ECLI:NL:GHAMS:2022:3602
Gerechtshof Amsterdam
- Beschikking
- Rechtspraak.nl
Echtscheiding en verdeling van de gemeenschap van goederen met betrekking tot letselschade-uitkering
In deze zaak gaat het om een echtscheiding tussen partijen die in 2018 zijn gehuwd in beperkte gemeenschap van goederen. Hun huwelijk is op 7 april 2022 ontbonden. De man is in hoger beroep gekomen van een beschikking van de rechtbank Amsterdam van 24 november 2021, waarin het verzoek van de vrouw om de gemeenschappelijke inboedel te verdelen bij helfte werd afgewezen. De man verzoekt het hof om de peildatum voor de waardering van de inboedel te bepalen op 10 juli 2020, omdat de inboedel verloren is gegaan door een brand op 23 augustus 2021. De vrouw verzet zich hiertegen en stelt dat de vertraging van de procedure niet haar schuld is.

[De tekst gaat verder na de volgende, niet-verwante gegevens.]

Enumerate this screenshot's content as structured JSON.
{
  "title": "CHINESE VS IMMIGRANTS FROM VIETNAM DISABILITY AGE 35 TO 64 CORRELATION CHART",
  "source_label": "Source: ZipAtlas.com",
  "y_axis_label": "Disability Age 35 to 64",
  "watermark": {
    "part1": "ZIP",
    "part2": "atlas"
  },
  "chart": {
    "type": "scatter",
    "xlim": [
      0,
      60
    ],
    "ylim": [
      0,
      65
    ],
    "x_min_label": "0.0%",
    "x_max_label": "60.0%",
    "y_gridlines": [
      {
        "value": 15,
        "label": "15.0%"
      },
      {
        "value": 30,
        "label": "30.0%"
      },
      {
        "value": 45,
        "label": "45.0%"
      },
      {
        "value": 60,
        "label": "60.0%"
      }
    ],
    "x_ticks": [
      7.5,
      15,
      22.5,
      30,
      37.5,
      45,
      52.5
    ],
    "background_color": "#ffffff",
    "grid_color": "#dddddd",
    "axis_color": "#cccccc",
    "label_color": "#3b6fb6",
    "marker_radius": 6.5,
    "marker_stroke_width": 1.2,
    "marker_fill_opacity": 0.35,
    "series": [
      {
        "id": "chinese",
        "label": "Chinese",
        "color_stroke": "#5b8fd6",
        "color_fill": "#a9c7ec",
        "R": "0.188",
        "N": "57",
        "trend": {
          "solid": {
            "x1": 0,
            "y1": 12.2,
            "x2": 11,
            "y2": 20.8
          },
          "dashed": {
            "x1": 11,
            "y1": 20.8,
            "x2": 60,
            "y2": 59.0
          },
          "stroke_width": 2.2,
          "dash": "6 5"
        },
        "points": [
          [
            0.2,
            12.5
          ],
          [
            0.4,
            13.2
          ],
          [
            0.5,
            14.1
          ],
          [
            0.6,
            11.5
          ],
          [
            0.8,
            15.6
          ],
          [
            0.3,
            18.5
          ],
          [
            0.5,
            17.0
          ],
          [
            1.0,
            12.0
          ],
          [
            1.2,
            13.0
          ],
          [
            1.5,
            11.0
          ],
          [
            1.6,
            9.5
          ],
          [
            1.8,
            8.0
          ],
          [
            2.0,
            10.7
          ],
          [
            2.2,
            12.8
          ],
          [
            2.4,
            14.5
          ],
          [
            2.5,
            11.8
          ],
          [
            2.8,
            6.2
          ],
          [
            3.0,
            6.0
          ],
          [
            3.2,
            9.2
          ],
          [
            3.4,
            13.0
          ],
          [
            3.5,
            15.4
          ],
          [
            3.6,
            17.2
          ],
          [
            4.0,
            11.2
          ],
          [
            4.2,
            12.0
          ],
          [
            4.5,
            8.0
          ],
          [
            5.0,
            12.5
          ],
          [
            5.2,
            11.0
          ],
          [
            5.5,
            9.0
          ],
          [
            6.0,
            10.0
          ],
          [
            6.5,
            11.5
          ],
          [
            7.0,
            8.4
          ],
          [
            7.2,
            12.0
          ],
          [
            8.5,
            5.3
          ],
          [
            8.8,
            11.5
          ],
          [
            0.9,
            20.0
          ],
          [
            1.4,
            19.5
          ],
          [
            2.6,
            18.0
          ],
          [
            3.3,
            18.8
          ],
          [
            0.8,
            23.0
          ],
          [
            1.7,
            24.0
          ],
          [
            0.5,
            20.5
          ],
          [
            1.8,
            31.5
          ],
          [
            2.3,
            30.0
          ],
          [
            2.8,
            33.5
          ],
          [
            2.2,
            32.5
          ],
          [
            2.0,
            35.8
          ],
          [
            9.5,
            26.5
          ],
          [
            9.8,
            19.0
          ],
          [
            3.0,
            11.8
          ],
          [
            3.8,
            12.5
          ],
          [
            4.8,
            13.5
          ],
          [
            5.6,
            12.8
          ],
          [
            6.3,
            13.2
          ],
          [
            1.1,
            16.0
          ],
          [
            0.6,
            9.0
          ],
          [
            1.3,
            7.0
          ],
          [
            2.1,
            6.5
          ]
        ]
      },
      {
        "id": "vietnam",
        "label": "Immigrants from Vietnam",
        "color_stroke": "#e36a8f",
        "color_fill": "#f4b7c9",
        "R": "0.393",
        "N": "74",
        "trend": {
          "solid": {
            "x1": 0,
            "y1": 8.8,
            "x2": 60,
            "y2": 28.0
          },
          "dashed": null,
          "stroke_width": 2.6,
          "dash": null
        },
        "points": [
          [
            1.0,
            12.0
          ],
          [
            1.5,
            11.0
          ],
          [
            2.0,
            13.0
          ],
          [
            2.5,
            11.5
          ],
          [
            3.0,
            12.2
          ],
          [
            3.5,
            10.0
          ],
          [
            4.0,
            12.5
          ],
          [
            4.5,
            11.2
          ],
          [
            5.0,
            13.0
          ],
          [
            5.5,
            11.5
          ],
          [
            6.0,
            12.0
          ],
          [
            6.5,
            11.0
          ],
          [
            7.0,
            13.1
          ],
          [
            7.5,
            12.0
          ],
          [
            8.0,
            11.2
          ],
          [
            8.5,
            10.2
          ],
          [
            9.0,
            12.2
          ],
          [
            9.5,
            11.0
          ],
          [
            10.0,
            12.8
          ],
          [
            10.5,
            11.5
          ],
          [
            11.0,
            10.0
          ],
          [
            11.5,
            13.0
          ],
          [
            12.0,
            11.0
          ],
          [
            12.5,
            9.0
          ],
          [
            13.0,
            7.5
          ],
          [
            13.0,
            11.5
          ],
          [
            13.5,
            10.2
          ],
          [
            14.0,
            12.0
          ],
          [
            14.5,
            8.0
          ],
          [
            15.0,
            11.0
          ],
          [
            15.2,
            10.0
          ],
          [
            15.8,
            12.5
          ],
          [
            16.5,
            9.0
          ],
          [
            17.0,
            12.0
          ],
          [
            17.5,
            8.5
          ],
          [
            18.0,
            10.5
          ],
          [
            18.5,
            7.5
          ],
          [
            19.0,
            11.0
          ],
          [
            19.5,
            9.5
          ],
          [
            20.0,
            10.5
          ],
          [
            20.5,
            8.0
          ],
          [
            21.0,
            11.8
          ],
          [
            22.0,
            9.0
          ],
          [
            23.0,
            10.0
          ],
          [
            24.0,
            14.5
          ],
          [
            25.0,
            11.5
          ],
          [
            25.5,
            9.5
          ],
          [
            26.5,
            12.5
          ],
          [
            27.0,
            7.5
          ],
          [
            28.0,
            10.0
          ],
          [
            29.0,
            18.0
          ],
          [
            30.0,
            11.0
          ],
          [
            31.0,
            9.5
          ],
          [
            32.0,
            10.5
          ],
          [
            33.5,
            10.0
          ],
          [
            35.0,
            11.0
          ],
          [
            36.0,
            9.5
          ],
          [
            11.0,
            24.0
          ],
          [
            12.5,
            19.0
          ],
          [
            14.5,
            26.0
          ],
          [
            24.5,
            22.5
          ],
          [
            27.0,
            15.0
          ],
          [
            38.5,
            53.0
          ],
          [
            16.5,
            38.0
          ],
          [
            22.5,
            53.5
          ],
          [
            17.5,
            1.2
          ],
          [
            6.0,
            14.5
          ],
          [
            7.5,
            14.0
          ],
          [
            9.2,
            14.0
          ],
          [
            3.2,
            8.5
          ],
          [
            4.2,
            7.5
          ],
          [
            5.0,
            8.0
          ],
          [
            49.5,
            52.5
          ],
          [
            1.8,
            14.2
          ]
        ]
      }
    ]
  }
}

Het hof overweegt dat de hoofdregel is dat de peildatum voor de waardering van de inboedel het tijdstip van de verdeling is, tenzij er een overeenkomst is of redelijkheid en billijkheid anders vereisen. Het hof oordeelt dat de omstandigheden in deze zaak niet leiden tot een vervroeging van de peildatum. Daarnaast is er een geschil over de letselschade-uitkering van de vrouw, die volgens de rechtbank niet in de gemeenschap valt. De man betoogt dat de voorschotten die de vrouw heeft ontvangen tijdens het huwelijk wel in de gemeenschap vallen, maar het hof oordeelt dat deze vorderingen buiten de gemeenschap blijven. Het hof bekrachtigt de beschikking van de rechtbank en wijst de verzoeken van de man af.